We nod our head up and down like simpletons (we are simpletons) because we want him to continue despite how stupid everything sounds right now (it all sounds stupid). Or maybe because we're simpletons who are easily led astray by shiny objects like comic books or movies based on comic books or stories told at sleepovers by people who swear up and down they got their information from Wikipedia (which they also said was credible after they went through three different sources). Whatever the case may be, Meyers continues with his story:
"So everyone knows Superman flies around all day saving people and fighting crime and flying really fast with those red underpants for an outer layer thing?
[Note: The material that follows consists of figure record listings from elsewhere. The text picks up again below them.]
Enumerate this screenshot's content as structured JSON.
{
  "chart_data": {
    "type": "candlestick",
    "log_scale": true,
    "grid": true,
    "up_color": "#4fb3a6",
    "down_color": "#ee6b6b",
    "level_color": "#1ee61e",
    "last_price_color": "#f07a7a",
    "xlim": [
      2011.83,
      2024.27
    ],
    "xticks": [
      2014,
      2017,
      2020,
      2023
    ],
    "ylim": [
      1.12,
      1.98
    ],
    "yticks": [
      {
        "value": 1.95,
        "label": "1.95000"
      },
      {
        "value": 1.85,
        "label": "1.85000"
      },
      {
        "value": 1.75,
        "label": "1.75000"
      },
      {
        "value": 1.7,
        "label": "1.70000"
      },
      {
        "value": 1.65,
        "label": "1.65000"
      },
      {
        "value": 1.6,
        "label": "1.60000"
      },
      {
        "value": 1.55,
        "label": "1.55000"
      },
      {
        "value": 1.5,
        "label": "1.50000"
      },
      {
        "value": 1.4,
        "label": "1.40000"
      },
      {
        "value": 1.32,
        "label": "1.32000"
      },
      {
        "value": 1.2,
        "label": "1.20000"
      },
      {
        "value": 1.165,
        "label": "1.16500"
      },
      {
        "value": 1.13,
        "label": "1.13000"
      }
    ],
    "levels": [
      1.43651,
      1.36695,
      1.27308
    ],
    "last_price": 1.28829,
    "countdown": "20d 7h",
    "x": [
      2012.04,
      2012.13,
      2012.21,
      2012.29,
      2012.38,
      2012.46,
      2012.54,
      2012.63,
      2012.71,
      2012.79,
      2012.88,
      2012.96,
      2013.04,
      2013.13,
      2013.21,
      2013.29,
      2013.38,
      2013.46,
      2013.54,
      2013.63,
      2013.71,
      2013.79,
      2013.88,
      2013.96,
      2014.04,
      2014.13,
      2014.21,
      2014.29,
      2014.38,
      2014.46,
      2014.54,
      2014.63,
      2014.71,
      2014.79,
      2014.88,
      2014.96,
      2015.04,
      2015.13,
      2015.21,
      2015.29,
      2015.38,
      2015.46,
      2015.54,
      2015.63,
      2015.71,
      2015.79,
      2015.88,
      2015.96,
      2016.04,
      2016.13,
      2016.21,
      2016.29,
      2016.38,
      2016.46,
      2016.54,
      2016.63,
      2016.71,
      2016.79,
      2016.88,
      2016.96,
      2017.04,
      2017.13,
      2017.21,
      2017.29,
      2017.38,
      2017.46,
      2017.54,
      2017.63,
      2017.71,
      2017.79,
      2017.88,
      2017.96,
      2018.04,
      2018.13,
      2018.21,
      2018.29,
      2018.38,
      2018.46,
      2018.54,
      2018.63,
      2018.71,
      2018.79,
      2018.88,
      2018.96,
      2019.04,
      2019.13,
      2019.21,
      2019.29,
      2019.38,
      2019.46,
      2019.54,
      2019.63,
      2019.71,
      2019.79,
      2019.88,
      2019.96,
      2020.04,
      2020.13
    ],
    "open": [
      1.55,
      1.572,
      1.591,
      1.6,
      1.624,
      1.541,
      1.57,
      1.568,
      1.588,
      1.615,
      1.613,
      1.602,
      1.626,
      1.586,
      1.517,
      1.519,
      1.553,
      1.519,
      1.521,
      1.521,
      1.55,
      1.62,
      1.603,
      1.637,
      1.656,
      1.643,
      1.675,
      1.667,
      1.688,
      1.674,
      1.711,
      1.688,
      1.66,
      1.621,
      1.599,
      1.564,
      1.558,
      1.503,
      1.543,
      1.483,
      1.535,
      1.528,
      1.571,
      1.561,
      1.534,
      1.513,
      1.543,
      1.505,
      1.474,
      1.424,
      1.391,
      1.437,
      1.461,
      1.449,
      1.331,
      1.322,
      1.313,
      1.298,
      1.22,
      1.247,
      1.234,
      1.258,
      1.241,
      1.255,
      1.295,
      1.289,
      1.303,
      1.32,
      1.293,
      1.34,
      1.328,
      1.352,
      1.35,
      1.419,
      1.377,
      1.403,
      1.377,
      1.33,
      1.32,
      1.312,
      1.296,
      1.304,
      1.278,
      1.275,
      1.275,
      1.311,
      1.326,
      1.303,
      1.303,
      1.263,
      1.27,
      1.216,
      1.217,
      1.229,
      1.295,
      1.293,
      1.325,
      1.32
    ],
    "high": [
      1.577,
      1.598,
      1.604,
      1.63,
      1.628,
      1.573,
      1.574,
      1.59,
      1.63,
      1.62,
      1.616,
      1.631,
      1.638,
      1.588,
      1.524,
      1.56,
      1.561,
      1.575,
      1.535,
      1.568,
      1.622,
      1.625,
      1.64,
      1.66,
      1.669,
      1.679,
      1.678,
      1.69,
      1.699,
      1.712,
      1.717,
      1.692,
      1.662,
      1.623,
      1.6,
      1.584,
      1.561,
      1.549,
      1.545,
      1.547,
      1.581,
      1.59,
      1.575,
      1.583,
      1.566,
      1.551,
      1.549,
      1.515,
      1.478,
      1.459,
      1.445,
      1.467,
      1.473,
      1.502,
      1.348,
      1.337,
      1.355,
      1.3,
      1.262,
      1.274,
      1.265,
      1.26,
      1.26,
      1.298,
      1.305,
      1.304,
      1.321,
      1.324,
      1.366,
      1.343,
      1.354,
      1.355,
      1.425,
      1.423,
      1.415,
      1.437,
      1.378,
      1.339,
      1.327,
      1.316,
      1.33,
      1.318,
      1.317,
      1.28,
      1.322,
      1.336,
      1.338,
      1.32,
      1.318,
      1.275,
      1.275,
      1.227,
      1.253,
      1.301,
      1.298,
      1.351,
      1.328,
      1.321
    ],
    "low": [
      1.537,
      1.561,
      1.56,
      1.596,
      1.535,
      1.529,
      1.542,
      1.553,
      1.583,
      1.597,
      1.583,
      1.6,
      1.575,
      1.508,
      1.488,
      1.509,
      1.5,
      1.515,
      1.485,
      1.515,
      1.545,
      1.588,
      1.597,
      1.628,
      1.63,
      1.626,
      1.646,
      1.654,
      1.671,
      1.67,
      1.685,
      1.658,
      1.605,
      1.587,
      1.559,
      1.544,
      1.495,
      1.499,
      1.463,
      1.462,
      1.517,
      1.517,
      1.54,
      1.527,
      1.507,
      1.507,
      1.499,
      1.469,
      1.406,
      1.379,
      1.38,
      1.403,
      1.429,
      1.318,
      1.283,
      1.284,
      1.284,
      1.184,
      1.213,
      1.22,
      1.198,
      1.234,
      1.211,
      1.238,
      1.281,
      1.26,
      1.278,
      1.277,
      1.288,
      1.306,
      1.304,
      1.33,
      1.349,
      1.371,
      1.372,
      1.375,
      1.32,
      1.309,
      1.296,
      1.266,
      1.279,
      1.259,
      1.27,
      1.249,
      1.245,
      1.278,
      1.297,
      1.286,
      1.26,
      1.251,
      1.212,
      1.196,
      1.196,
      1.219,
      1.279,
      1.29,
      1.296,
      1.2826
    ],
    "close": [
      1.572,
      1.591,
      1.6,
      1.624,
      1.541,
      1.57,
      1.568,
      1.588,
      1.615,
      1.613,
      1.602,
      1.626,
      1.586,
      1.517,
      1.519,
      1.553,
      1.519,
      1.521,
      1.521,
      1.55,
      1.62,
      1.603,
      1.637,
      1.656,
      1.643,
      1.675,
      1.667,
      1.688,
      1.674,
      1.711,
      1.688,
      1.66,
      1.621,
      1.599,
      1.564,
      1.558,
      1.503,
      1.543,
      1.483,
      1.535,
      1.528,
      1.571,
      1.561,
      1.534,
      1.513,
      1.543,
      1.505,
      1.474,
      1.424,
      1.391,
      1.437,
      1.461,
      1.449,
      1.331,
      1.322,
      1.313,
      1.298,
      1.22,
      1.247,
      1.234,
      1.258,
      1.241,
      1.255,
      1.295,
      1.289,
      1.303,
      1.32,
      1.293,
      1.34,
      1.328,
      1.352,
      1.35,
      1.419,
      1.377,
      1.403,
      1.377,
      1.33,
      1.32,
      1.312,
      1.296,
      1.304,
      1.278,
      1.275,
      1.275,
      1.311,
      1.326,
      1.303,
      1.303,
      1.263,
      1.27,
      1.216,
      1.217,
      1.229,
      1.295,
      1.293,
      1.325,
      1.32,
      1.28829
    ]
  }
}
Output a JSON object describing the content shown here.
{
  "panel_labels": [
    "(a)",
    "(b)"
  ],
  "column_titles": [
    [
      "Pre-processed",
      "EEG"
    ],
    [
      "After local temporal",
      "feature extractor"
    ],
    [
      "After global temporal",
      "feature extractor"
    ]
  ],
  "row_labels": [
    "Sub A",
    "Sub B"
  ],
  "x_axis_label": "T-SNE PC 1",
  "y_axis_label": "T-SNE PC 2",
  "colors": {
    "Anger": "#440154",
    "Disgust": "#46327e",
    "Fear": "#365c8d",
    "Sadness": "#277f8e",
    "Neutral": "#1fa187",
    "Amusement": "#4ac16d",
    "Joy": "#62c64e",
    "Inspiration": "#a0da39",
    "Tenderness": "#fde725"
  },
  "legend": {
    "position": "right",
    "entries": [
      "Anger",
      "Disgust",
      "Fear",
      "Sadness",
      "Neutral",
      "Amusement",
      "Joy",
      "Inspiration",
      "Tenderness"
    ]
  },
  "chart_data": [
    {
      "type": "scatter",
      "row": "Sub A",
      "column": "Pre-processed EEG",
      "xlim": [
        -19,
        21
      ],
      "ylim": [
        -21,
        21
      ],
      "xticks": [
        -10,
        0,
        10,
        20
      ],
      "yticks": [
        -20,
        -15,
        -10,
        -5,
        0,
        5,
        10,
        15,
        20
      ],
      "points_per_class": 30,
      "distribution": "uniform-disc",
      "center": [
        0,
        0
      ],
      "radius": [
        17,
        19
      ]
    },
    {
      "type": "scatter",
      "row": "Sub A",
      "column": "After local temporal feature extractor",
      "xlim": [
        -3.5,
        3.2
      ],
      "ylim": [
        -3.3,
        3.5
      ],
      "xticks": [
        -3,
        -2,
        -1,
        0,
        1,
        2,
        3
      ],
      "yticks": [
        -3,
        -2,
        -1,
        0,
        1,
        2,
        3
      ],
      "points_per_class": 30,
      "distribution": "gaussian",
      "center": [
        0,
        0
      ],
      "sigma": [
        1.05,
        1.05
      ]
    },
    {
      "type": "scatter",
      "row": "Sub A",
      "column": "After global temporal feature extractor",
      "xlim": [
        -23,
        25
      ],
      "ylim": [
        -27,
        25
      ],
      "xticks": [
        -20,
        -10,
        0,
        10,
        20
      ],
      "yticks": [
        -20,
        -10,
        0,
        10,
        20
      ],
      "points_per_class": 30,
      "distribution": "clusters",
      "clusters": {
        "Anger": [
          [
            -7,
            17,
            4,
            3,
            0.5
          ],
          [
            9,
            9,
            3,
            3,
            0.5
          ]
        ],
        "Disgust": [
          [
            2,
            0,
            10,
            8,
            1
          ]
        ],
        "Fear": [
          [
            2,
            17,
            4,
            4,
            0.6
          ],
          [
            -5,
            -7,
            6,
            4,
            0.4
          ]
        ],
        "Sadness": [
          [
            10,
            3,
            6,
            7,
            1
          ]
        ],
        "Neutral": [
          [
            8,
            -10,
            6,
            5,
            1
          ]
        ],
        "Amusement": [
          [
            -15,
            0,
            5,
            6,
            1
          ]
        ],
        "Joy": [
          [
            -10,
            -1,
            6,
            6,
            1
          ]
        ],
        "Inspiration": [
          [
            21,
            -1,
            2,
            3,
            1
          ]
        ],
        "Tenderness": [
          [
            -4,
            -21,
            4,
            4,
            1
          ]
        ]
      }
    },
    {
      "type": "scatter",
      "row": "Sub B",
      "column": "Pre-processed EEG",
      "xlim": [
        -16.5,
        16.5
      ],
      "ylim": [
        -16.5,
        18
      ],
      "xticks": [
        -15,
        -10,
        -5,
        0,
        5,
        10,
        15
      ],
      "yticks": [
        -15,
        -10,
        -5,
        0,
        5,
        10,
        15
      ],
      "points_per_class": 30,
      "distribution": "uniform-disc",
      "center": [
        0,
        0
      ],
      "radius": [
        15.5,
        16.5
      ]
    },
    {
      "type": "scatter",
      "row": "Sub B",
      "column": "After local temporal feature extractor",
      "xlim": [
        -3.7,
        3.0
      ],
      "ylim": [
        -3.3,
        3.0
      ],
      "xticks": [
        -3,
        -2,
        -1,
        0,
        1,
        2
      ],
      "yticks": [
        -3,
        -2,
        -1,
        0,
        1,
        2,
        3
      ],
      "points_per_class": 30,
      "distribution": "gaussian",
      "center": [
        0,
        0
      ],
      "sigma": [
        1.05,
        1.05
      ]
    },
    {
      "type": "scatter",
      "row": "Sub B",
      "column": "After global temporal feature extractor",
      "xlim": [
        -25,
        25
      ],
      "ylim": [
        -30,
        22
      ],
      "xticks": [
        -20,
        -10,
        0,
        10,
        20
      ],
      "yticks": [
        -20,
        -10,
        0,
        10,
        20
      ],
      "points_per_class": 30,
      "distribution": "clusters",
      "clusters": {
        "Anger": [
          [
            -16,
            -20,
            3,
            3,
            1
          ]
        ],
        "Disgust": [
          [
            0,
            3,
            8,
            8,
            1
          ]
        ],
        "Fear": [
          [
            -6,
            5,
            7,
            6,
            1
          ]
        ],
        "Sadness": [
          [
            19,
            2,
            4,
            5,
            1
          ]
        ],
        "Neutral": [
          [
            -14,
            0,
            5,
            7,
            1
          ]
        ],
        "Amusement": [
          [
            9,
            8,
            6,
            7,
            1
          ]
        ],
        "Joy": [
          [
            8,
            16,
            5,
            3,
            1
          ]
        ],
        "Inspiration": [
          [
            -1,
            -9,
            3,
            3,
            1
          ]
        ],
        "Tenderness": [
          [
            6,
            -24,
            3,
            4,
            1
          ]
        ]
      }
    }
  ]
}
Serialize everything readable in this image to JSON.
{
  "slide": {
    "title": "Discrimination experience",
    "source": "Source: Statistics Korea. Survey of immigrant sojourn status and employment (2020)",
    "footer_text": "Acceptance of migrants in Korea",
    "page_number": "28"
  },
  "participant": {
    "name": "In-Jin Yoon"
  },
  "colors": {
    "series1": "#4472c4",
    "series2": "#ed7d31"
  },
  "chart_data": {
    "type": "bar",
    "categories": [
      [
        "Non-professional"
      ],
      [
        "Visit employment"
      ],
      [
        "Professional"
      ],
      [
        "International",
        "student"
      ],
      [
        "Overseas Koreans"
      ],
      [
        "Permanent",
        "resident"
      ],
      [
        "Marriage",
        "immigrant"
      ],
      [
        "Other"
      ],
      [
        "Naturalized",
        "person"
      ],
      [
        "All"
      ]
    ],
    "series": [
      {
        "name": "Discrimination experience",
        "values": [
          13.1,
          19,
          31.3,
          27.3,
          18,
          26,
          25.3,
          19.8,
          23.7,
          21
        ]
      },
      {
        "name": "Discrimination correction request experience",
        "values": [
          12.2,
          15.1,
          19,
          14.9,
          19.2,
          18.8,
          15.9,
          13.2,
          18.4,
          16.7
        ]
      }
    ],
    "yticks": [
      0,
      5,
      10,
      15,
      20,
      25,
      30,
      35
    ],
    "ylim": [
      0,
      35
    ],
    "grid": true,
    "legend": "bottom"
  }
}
And do you know why?" We shrug our shoulders again because even though we're giant turds who would do anything for validation by someone else with more social power than ourselves (and here we thought this would be Matt Meyers!), even we knew that there wasn't really any reason why Superman could fly other than that he had superpowers given to him by aliens via a magic rock from Krypton . So obviously Meyers has some sort of explanation that doesn't involve magic rocks from space or weird alien viruses or whatever? Right?
Right?!? WE HAVE TO BELIEVE IN SOMETHING AND WHAT'S MORE BELIEVABLE THAN SUPERMAN FLYING AROUND FIGHTING CRIME AND BROKEBACK MOUNTAIN? Nothing, that's what! We nodded like simpletons again. The way Meyers nods when he's getting to the good part of his story. Except this was not a good part of his story; it was actually all much more terrible than we could have ever imagined. His explanation went something like this:
"Superman is flying because he eats weed all day long and especially before bed."
There are no words to accurately describe how stupid this sounds, so there won't be any attempt to do so here. There are only really two things that can be said about it: 1) It is an actual thing that people actually believe, and 2) Fucking Matt Meyers is fucking high right now just like he says he is and will eat almost any kind of food if it gets him even higher because being higher makes him fly even higher! Matt Meyers does not care for any other reason why Superman flies around fighting crime other than weed, weed, weed! Weedweedweedweedweedweed! Yes sir!" And with that Matt Meyers proceeded to eat the rest of his food in super fast time, probably because it all got caught in his throat after hearing such bullshit that he couldn't chew or swallow quickly enough to keep up with the speed at which his mind processed it. He then heads off into the hallway to throw up all over someone named Mikey who should really know better by now to touch wires together without killing himself by now (again!).